DocETL is a system for creating LLM-powered data processing pipelines. This skill helps you build end-to-end pipelines: from data preparation to execution and optimization.

## Workflow Overview: Iterative Data Analysis

Work like a data analyst: **write → run → inspect → iterate**. Never write all scripts at once and run them all at once. Each phase should be completed and validated before moving to the next.

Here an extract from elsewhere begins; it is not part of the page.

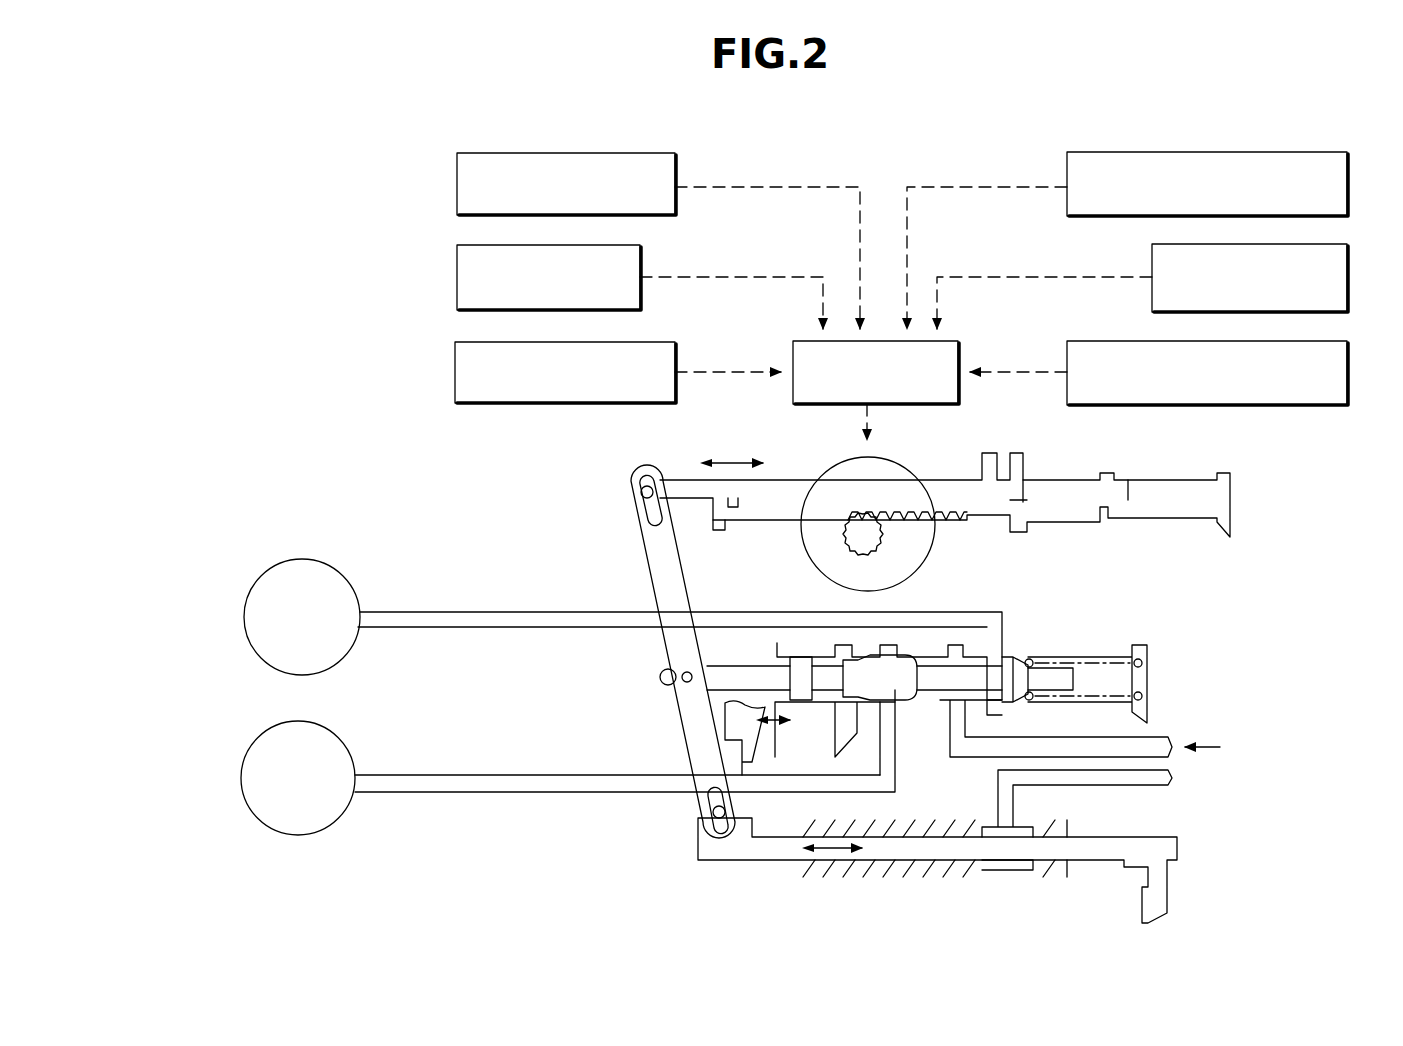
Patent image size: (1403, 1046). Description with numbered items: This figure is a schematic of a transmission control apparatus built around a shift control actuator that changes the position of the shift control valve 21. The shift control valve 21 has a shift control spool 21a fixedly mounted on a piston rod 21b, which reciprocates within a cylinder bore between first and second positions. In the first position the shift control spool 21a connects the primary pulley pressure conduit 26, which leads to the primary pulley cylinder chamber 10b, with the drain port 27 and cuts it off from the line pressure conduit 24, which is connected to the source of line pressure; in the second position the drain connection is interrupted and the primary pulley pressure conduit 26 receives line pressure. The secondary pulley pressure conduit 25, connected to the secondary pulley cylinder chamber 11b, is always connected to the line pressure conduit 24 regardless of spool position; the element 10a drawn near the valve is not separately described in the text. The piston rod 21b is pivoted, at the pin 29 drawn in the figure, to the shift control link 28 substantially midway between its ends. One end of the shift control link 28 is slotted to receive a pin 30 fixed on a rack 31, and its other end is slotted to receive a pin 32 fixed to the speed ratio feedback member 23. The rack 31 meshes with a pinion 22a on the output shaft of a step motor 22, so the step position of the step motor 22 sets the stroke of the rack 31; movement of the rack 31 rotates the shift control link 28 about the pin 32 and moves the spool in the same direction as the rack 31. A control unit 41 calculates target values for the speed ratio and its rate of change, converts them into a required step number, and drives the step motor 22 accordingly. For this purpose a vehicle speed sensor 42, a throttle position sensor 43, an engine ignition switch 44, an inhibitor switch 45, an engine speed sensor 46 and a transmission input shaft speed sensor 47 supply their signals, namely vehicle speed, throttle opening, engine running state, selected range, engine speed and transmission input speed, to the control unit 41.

### Phase 1: Data Collection
1. Write data collection script
2. **Run it immediately** (with user permission)
3. **Inspect the dataset** - show the user:
   - Total document count
   - Keys/fields in each document
   - Sample documents (first 3-5)
   - Length distribution (avg chars, min/max)
   - Any other relevant statistics
4. Iterate if needed (e.g., collect more data, fix parsing issues)

### Phase 2: Pipeline Development
1. Read sample documents to understand format
2. Write pipeline YAML with `sample: 10-20` for testing
3. **Run the test pipeline**
4. **Inspect intermediate results** - show the user:
   - Extraction quality on samples
   - Domain/category distributions
   - Any validation failures
5. Iterate on prompts/schema based on results
6. Remove `sample` parameter and run full pipeline
7. **Show final results** - distributions, trends, key insights

### Phase 3: Visualization & Presentation
1. Write visualization script based on actual output structure
2. **Run and show the report** to the user
3. Iterate on charts/tables if needed

**Visualization Aesthetics:**
- **Clean and minimalist** - no clutter, generous whitespace
- **Warm and elegant color theme** - 1-2 accent colors max
- **Subtle borders** - not too rounded (border-radius: 8-10px max)
- **Sans-serif fonts** - system fonts like -apple-system, Segoe UI, Roboto
- **"Created by DocETL"** - add subtitle after the main title
- **Mix of charts and tables** - charts for distributions, tables for detailed summaries
- **Light background** - off-white (#f5f5f5) with white cards for content

**Report Structure:**
1. Title + "Created by DocETL" subtitle
2. Key stats cards (document count, categories, etc.)
3. Distribution charts (bar charts, pie charts)
4. Summary table with detailed analysis
5. Minimal footer

**Interactive Tables:**
- **All truncated content must be expandable** - never use static "..." truncation
- Long text: Show first ~250 chars with "(show more)" toggle
- Long lists: Show first 4-6 items with "(+N more)" toggle
- Use JavaScript to toggle visibility, not page reloads

**Source Document Links:**
- **Link aggregated results to source documents** - users should be able to drill down
- Clickable links that open a modal/popup with source content
- Modal should show: extracted fields + original source text
- Original text can be collapsed by default with "Show original" toggle
- Embed source data as JSON in the page for JavaScript access

**Key principle:** The user should see results at every step. Don't proceed to the next phase until the current phase produces good results.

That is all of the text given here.